Поскольку он отличался бережливостью и умом, а работал усердно, порой усерднее прочих, хозяйство его процветало. Торгрима любили и уважали соседи и домашние, к нему часто обращались за советом. Однако, когда наступала ночь, он нередко погружался в мрачное настроение, и тогда никто не смел к нему приближаться. Некоторые считали, что Торгрим был оборотнем и именно по этой причине получил прозвище Ночной Волк.
Едва возмужав, Торгрим стал ходить в набеги с ярлом, который правил Эуст-Агдером и звался Орнольф сын Храфна, а также Орнольф Неугомонный. Во время этих многочисленных походов они сблизились, и по возвращении домой Орнольф предложил Торгриму в жены свою дочь Халльберу. Союз оказался удачным, и Торгрим с Халльберой были счастливы на своем хуторе. Халльбера родила Торгриму четверых детей: двух сыновей, Одда и Харальда, дочь, названную Хильд, и вторую дочь, которой дали имя Халльбера в честь матери.
Жена Торгрима последний раз забеременела, уже будучи в возрасте, и умерла, рожая. Это разбило Торгриму сердце, и когда Орнольф вновь предложил ему отправиться в викингский поход (сам Орнольф не любил сидеть дома со своей сварливой женой), Торгрим согласился.
Старший сын Торгрима Одд к тому времени уже обзавелся семьей и собственным хозяйством на землях, подаренных ему отцом. Торгрим решил, что Одду не пристало покидать свою семью, а потому не попросил Одда присоединиться к нему в походе. Но его второму сыну — Харальду — едва исполнилось пятнадцать, юноша страстно желал приключений, поэтому Торгрим взял его с собой. Несмотря на юные годы, Харальд отличался недюжинной силой и у себя на хуторе долго готовился к битвам, порой втайне от отца, благодаря чему показал себя хорошим воином и заслужил приязнь и уважение товарищей. Он взрослел, сила его росла, и вскоре он получил прозвище Крепкая Рука.

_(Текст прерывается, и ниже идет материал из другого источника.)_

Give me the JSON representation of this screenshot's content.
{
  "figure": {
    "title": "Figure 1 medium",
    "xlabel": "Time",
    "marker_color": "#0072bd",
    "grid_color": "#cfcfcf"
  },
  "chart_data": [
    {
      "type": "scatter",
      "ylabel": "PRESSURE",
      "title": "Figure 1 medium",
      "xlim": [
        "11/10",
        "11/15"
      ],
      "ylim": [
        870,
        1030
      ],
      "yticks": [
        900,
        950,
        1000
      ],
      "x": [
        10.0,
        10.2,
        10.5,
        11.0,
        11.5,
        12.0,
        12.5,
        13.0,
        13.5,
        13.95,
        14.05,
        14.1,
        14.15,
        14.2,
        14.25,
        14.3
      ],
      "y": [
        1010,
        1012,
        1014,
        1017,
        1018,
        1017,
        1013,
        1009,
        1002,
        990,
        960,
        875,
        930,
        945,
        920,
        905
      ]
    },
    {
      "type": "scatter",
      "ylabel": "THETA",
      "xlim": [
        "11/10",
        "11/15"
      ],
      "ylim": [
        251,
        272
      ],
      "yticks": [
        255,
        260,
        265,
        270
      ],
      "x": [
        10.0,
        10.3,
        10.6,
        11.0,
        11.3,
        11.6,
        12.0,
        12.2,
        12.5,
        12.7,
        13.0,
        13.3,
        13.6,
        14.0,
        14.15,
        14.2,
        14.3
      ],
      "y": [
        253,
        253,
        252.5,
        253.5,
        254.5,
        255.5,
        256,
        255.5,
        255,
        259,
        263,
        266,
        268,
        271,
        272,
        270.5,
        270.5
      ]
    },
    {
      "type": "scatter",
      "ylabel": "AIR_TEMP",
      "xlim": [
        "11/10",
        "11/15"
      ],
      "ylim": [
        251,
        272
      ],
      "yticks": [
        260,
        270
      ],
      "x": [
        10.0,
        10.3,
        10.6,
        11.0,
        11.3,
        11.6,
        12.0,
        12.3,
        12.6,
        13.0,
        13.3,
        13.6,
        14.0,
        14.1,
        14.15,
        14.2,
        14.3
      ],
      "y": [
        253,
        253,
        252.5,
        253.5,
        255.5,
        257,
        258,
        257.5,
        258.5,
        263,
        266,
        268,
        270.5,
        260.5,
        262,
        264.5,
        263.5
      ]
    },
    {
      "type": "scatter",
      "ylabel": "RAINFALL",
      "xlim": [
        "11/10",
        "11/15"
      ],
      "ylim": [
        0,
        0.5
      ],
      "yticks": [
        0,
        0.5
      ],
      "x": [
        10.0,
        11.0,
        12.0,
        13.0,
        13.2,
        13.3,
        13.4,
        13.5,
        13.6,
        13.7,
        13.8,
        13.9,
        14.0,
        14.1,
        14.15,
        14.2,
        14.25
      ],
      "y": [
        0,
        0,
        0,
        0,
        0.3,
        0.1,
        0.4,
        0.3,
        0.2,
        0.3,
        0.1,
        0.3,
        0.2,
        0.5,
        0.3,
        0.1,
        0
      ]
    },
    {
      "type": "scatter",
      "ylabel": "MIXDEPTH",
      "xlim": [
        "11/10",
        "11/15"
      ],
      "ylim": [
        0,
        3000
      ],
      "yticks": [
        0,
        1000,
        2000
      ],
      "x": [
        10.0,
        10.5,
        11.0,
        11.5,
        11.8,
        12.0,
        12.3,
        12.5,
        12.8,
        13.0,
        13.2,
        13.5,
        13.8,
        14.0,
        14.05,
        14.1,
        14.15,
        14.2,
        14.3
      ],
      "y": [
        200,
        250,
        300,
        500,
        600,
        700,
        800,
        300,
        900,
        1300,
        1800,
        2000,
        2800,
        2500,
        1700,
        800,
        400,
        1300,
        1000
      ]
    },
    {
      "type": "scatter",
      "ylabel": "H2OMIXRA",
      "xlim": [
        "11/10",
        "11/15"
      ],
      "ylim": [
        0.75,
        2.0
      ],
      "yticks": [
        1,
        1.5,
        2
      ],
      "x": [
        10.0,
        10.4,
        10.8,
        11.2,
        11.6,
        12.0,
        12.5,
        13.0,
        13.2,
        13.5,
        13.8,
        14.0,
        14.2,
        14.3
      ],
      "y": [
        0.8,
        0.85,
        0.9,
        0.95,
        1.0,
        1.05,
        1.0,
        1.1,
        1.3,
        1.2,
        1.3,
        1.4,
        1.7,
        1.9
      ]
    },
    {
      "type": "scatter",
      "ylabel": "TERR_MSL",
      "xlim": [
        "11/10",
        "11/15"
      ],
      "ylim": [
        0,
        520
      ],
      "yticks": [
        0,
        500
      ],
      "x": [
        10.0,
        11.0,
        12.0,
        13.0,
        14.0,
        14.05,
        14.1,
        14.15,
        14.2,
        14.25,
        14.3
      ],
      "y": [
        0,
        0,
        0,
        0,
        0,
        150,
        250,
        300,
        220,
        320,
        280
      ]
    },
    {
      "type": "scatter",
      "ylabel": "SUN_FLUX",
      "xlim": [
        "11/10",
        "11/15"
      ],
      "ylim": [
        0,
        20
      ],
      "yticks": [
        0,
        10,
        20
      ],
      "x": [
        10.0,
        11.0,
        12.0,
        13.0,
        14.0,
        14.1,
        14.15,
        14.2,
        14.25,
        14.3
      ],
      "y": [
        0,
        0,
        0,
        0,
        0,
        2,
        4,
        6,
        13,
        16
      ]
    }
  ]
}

Орнольф повел свой корабль «Красный дракон» к Ирландии. Северяне уже довольно давно ходили в набеги на эту страну и даже построили форты в Дуб-Линне и иных местах. Добычи в те времена оставалось еще много, Орнольф, Торгрим и их отряд из шестидесяти человек собрали немало добра. В Ирландии тогда царила смута, поскольку ирландцы сражались не только с северянами, но и между собой. Орнольф, Торгрим и Харальд оказались замешаны в большую интригу, сложившуюся вокруг престола Тары, столицы ирландского королевства Бреги, и лишь после жестоких схваток и с помощью богов сумели уйти оттуда живыми и с сокровищами.
Во время одной из битв Торгрим был ранен, а когда оправился от ран, собрал свою команду на борту драккара и оставил Дуб-Линн, полный решимости вернуться домой в Эуст-Агдер и больше никогда не ходить в набеги. Но боги, которые любят подшучивать над людьми, повредили его корабль во время шторма, и викингам пришлось отправиться в форт Вик-Ло.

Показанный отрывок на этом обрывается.